Now take Obama's Porkulus, $ 1 trillion in "stimulus" money. Did it go for buying things? No, it went to state governments who used it to meet payroll and make unemployment payments as their taxes dried up and their unemployment rolls grew.
Very little multiplier effect. It did consume the credit of the United States, so we cannot borrow that much again. The Porkulus didn't work and we are still stuck in Great Depression 2.0. Obama and his friends are now reduced to saying that the Porkulus would have worked if it hard been bigger. Right. We drop $ 1 trillion into the economy and nothing happens.

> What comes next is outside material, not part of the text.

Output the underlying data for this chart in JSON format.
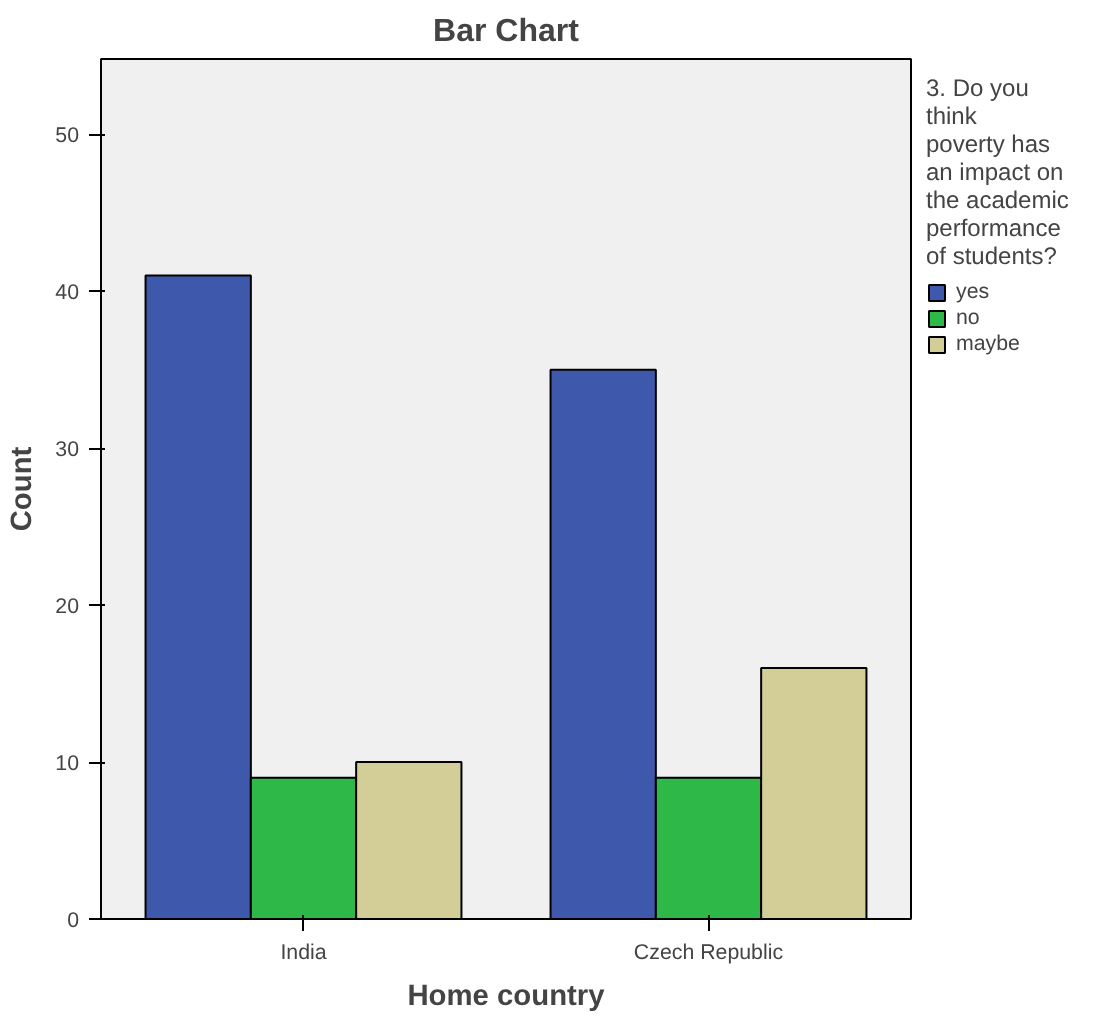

Do you really think $2 trillion would be much different, if we could lay out hands on $2 trillion?

Wednesday, August 17, 2011

Romney Campaigning in New Hampshire

The event was at the Littleton Diner, as nostalgic a piece of up country color as you can ask for. It's been there for 60 years that I know of, and looks like it will be in business for another 60. It's was raining. This picture was taken a hour before anyone arrived. By the end of the event the rain had dried up and there was a crowd filling the sidewalk.


Romney left the suit coat behind and dressed for the occasion. We don't wear suits to the Littleton diner much. Romney merely called for each voter present to tell a little bit about himself, state concerns and ask questions. It was a Republican crowd and they had a lot of concerns about jobs and the economy, very few about wedge issues. Romney spoke well and connected with the voters. Everyone agreed that Romney would make a fine president, a real improvement over the incumbent.


Parents brought children. All the local Republicans showed up, including yours truly.




Romney drew a decent crowd. There were as many voters present as press and the place was packed. It 's not a very big place, but it is the traditional place to campaign in Littleton.


Tuesday, August 16, 2011

My stove is web surfing when it ought to be cooking

Hewlett Packard is peddling operating system software for kitchen appliances to makers thereof. Not sure just why I as a customer would want my kitchen range to be internet enabled, but HP marketeers are hard at work, developing the concept.